Integration with AI Workflows

AI assistants consume the context by making a lightweight HTTP request to before calling their underlying LLM. This separation of concerns allows the assistant logic to focus solely on model inference, while the MCP server handles prompt construction. In a typical pipeline, an orchestrator (e.g., a workflow engine) would:

  1. Request context from the MCP server.
  2. Pass the returned prompt to the LLM endpoint.
  3. Receive and post‑process the model output.

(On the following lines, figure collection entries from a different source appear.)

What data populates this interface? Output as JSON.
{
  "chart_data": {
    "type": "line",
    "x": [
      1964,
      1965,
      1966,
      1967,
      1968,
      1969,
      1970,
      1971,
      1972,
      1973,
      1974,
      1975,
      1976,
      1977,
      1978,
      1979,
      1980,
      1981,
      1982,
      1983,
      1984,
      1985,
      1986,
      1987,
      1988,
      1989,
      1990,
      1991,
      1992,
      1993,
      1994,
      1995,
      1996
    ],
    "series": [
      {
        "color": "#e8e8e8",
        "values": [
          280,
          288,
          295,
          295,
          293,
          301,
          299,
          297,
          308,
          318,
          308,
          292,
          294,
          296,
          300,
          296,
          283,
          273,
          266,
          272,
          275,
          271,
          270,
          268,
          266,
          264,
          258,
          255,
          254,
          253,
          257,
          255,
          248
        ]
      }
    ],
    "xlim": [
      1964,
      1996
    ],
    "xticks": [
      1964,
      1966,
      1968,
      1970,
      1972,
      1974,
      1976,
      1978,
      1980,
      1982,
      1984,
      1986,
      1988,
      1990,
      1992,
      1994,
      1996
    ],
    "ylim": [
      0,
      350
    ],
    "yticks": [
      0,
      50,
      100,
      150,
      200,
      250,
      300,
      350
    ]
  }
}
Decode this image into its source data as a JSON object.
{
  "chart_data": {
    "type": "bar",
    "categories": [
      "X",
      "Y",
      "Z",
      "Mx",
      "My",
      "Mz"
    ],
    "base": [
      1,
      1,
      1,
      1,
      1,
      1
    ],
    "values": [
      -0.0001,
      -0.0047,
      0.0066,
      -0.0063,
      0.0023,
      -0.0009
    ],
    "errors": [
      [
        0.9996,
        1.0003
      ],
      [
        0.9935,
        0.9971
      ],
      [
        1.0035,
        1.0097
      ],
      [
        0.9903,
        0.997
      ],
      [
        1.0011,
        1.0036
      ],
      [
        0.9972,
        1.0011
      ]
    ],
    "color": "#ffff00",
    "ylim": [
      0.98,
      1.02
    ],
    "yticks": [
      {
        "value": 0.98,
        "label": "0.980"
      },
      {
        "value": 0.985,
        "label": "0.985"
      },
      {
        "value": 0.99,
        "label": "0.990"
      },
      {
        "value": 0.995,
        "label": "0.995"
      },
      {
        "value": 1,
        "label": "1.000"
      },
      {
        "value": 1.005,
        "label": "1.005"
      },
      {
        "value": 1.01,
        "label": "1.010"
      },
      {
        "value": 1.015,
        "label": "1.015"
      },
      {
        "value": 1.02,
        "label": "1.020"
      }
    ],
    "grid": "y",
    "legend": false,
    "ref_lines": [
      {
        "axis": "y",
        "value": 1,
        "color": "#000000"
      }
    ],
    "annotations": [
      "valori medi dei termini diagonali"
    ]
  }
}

Because the MCP server is stateless and horizontally scalable, it can be deployed behind a load balancer or as part of a Kubernetes cluster, ensuring high availability for large‑scale deployments.

Unique Advantages

  • Simplicity with Power – The example demonstrates core MCP concepts without unnecessary complexity, making it an ideal starting point for teams new to MCP.
  • FastAPI Performance – Built on a modern, async framework that delivers low latency and high concurrency out of the box.
  • Clear Separation of Concerns – By isolating context generation, developers can evolve prompts independently from model logic, reducing technical debt.

Overall, the Dabouelhassan Mcp Server Example V2 provides a clean, efficient foundation for managing prompt contexts in AI‑driven applications, improving maintainability, scalability, and operational reliability.